Te repito: tengo en mi poder el acta firmada por todos los oficiales, que es, por consiguiente, lo más contundente y tremendo que hay contra García. Lee mi carta, graba en la memoria cuanto te digo y rómpela enseguida. Tú sabes cuánto daño puede hacerme por decir la verdad, estando de por medio hombres de alta posición social; tú mejor que nadie, que tan temprano has venido siendo víctima de tu sinceridad y de la verdad desnuda, puedes valorizar la necesidad de mi obligada reserva. Con todo, tú me conoces y no dudarás que en caso dado estaré también dispuesto a sostenerte, si a ello me provocan, pues el honor del país también está de por medio.

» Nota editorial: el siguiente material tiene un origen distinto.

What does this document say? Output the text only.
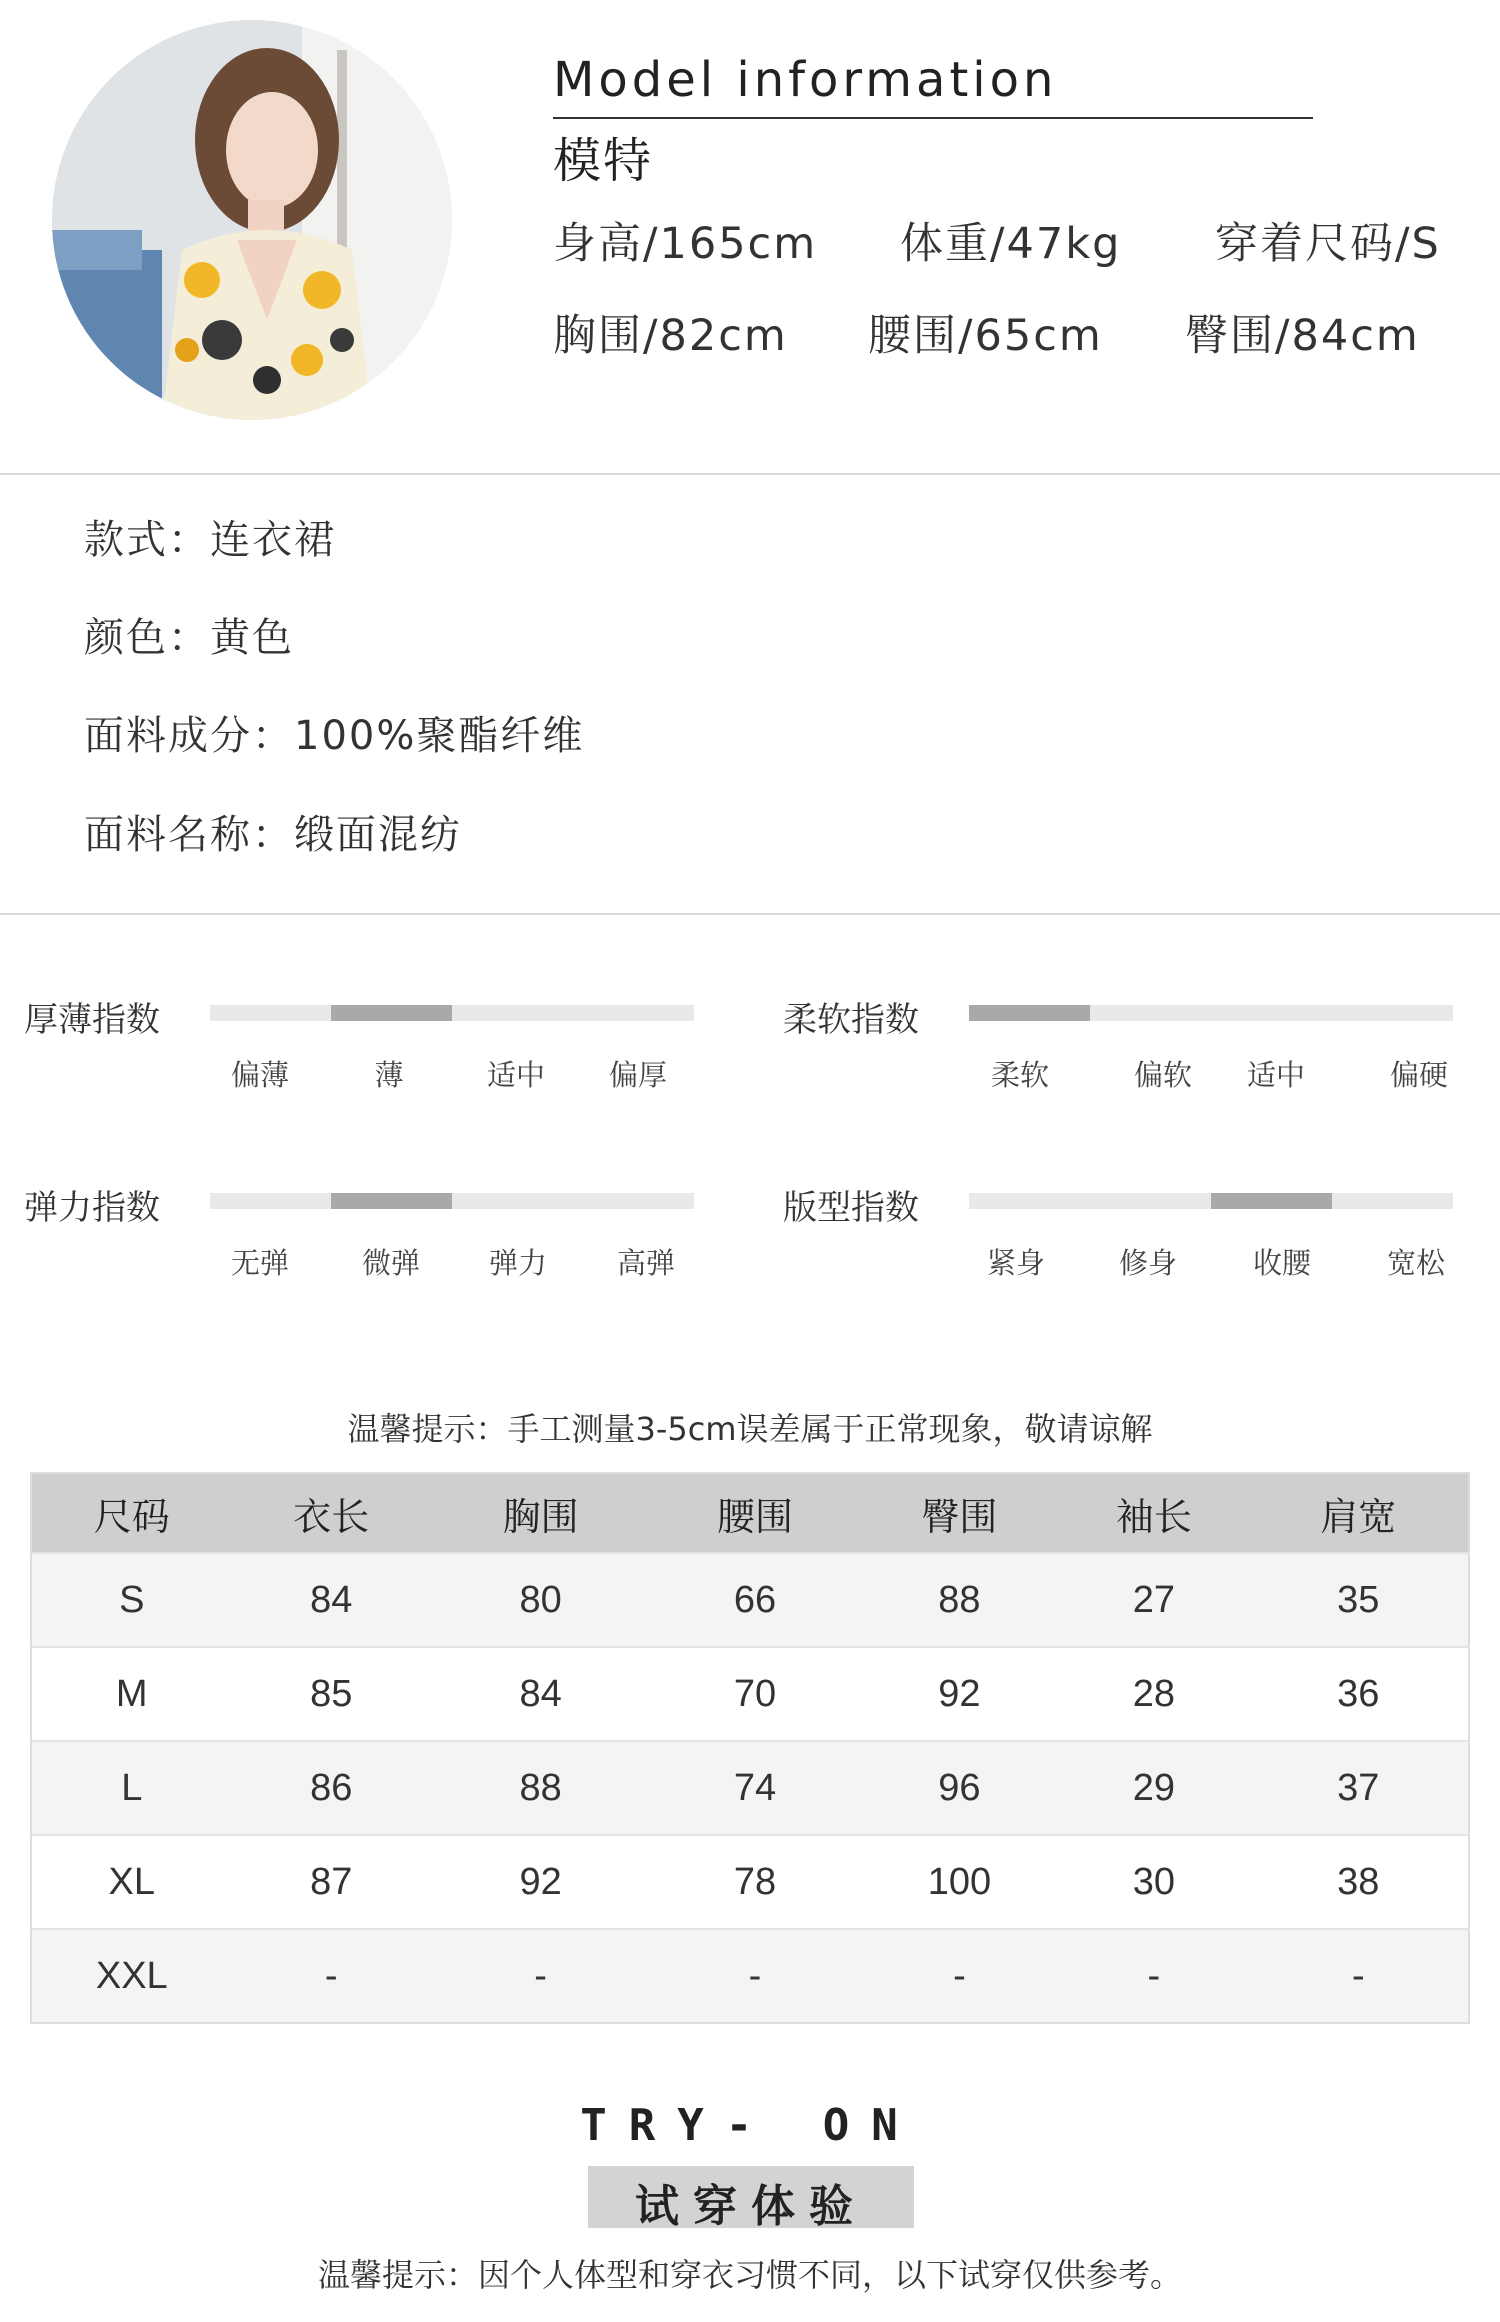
Model information
模特
身高/165cm 体重/47kg 穿着尺码/S
胸围/82cm 腰围/65cm 臀围/84cm
款式：连衣裙
颜色：黄色
面料成分：100%聚酯纤维
面料名称：缎面混纺
厚薄指数
偏薄	薄	适中 偏厚
柔软指数
柔软	偏软 适中	偏硬
弹力指数
无弹	微弹 弹力 高弹
版型指数
紧身	修身	收腰	宽松
温馨提示：手工测量3-5cm误差属于正常现象，敬请谅解
尺码	衣长	胸围	腰围	臀围	袖长	肩宽
S	84	80	66	88	27	35
M	85	84	70	92	28	36
L	86	88	74	96	29	37
XL	87	92	78	100	30	38
XXL	-	-	-	-	-	-
TRY- ON
试穿体验
温馨提示：因个人体型和穿衣习惯不同，以下试穿仅供参考。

Dime en pocas palabras la impresión que en tierra haya causado la pérdida del Huáscar y nuestra conducta, especialmente en el ánimo del General, el Presidente y el tuyo propio. Manda en tu fiel amigo y recibe un fuerte abrazo de
X. X.
P.D.− Si encuentras prudente leerle esta carta al General, hazlo; y si no, refiérele cuando menos cuanto te digo, que es la pura verdad. Salúdalo con el respeto y cariño que le profeso, y ponme, como siempre, a sus órdenes. Es probable que otros amigos de acá te escriban; mientras tanto, guarda la reserva hasta donde lo creas posible.
Fuente: Pascual Ahumada. 1982. Guerra del Pacífico, Santiago de Chile, Editorial Andrés Bello, Tomos VII y VIII, páginas 85 y 86.